The patient in our case presented with the classic sign of a knee locked in extension with characteristic “dorsal fin” appearance of tenting of the anterior soft tissues over the rotated patella. The patella had internally rotated with the articular surface facing laterally. We recommend careful clinical examination and review of the preoperative images to elicit the orientation of the patella. This orientation is the most reported in the literature [7, 9, 12, 16, 17]; however clinical assessment and review of radiographs is essential to prevent injury to the knee while manipulating the patella. An incorrectly manipulated patella could twist the extensor mechanism 180 degrees and risk damage to the soft tissues.

The patient has only been followed up in the acute setting and at the two-week stage and therefore we are unable to comment on the long-term functional outcome from this injury and its management. It would be useful to follow up the long-term results from this patient group to identify if they have any problems with patellar instability or patellofemoral joint degeneration over time.

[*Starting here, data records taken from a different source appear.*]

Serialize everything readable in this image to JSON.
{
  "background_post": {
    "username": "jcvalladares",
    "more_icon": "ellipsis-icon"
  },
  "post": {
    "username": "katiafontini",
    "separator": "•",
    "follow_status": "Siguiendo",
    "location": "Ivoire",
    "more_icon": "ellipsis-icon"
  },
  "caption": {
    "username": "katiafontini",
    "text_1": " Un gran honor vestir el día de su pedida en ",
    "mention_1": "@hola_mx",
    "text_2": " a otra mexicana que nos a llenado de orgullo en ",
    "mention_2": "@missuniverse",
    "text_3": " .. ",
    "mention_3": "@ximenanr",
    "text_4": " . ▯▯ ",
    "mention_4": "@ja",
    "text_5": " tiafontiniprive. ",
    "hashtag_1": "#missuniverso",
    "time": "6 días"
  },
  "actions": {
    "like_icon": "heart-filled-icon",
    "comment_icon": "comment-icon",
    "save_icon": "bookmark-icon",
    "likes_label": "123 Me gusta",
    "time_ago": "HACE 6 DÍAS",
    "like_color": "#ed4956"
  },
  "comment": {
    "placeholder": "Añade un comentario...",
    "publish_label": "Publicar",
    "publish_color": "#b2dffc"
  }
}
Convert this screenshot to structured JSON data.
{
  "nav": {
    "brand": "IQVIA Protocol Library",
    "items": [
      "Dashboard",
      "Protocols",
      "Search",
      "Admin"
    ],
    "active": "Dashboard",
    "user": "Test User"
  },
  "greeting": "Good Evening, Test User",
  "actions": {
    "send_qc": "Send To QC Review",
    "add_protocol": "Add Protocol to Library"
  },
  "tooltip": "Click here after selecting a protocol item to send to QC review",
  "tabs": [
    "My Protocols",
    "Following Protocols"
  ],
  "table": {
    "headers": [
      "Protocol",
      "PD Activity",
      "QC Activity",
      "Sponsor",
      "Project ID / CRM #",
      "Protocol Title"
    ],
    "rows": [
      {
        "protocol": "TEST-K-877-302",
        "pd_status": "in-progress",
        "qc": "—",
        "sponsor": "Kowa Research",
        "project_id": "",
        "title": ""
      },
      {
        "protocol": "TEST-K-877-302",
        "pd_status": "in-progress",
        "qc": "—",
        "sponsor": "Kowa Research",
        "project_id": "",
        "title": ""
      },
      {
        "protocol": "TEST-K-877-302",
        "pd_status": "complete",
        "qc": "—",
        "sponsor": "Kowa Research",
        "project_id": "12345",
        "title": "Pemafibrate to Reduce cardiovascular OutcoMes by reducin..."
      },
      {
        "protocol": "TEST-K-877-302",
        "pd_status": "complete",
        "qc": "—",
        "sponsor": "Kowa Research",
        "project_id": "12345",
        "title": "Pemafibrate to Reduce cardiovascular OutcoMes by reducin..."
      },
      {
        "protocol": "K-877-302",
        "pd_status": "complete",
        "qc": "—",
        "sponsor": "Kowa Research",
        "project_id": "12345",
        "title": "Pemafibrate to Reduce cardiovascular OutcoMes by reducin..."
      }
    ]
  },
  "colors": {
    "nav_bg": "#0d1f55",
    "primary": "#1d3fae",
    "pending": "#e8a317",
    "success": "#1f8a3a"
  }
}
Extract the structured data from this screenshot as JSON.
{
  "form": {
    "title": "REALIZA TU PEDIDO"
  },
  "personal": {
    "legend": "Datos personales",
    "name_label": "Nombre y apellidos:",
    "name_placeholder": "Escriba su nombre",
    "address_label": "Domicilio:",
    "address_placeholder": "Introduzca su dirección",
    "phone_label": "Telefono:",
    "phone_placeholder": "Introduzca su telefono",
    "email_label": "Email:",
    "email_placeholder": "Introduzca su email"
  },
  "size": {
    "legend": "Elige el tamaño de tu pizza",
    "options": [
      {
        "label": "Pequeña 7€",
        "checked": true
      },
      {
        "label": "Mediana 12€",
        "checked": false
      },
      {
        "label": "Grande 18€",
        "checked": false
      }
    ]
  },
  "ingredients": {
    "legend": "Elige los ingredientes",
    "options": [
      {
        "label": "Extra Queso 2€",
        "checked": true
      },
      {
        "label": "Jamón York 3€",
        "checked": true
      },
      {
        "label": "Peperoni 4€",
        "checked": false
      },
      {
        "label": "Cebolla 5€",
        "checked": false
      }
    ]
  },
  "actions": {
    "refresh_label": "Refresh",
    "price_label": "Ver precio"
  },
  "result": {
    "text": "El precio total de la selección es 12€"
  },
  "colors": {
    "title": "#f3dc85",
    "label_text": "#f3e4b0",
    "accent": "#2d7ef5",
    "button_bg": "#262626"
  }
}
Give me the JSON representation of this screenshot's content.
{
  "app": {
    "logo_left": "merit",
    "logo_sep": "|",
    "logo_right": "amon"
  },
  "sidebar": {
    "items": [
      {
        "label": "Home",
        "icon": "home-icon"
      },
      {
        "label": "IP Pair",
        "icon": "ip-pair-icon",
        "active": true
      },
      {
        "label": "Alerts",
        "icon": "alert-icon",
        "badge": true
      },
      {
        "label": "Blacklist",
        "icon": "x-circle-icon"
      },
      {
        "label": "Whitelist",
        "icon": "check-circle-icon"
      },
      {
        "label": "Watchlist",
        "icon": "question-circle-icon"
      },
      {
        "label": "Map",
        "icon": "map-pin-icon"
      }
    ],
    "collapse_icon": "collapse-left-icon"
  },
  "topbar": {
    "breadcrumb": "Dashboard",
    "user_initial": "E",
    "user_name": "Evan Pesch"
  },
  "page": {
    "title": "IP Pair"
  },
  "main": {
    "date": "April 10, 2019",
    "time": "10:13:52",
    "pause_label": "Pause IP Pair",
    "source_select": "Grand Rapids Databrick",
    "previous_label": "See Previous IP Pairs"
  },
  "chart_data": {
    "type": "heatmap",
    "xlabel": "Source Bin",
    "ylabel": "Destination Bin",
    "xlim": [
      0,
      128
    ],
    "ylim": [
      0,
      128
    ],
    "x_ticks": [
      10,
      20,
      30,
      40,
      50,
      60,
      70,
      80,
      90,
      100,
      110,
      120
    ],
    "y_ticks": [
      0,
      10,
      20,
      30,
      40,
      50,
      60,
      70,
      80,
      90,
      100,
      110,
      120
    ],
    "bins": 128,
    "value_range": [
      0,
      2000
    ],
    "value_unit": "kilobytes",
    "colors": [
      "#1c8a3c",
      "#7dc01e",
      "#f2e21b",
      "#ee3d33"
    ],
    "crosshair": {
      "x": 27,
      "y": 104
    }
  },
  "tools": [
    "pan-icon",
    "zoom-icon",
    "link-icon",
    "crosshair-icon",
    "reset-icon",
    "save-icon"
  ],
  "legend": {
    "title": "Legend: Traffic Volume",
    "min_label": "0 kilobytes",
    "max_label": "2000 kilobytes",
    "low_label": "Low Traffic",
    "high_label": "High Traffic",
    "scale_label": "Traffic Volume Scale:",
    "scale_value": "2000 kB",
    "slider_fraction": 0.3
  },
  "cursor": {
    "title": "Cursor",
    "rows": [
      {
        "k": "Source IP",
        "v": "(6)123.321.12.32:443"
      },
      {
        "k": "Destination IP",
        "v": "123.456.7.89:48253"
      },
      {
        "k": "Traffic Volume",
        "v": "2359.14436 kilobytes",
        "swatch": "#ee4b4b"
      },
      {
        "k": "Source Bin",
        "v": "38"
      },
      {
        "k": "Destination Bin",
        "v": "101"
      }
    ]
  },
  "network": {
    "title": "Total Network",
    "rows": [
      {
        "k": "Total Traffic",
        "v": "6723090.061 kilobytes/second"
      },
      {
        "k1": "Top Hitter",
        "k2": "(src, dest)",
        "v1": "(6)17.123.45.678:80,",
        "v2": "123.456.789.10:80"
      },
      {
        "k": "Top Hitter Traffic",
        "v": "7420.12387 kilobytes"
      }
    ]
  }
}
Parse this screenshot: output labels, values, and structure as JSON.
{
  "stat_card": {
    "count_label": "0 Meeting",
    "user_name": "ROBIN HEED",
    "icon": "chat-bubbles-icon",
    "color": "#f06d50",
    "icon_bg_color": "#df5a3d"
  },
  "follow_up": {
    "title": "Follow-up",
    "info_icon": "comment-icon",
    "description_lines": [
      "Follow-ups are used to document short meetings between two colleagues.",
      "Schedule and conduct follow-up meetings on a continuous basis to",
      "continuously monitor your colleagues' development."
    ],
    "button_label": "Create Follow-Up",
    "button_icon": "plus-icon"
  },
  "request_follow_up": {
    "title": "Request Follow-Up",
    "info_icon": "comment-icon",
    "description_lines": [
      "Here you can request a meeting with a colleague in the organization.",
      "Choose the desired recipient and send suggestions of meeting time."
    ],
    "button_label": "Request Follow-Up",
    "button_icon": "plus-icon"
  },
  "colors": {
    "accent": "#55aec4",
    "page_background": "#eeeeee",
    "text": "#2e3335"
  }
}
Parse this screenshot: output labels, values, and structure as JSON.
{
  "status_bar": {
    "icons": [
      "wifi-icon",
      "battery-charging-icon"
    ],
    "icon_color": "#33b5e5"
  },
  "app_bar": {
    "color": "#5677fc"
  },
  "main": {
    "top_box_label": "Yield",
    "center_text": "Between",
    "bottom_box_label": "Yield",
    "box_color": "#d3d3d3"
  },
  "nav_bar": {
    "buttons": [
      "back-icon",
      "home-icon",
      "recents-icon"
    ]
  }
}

In a patient presenting with a leg held in extension with tenting of skin over the patella (the “dorsal fin” appearance), intra-articular dislocation with vertical axis rotation should be suspected. Intra-articular dislocations of the patella can be with or without direct trauma and often necessitate manipulation under anaesthetic or even open techniques to achieve good functional reduction and recovery. Attempting to reduce the patella under sedation with excessive force or repeatedly without success could result in unnecessary damage to the patellofemoral joint. We suggest a closed reduction under general anaesthetic with muscle relaxant followed by immediate arthroscopic examination of the knee joint to assess for osteochondral damage.

Consent

The subject of the paper provided informed written consent for publication of the case and use of all images.

Conflict of Interests

The authors declare no conflict of interests.

Authors’ Contribution

David Gamble conducted the literature review, collected the data and figures, and wrote the paper. Quentin Otto contributed to the literature search and drafting of the main body of the paper. Andrew D. Carrothers was the treating surgeon and edited the paper. Vikas Khanduja is the senior author, supervisor, and technical advisor of the paper.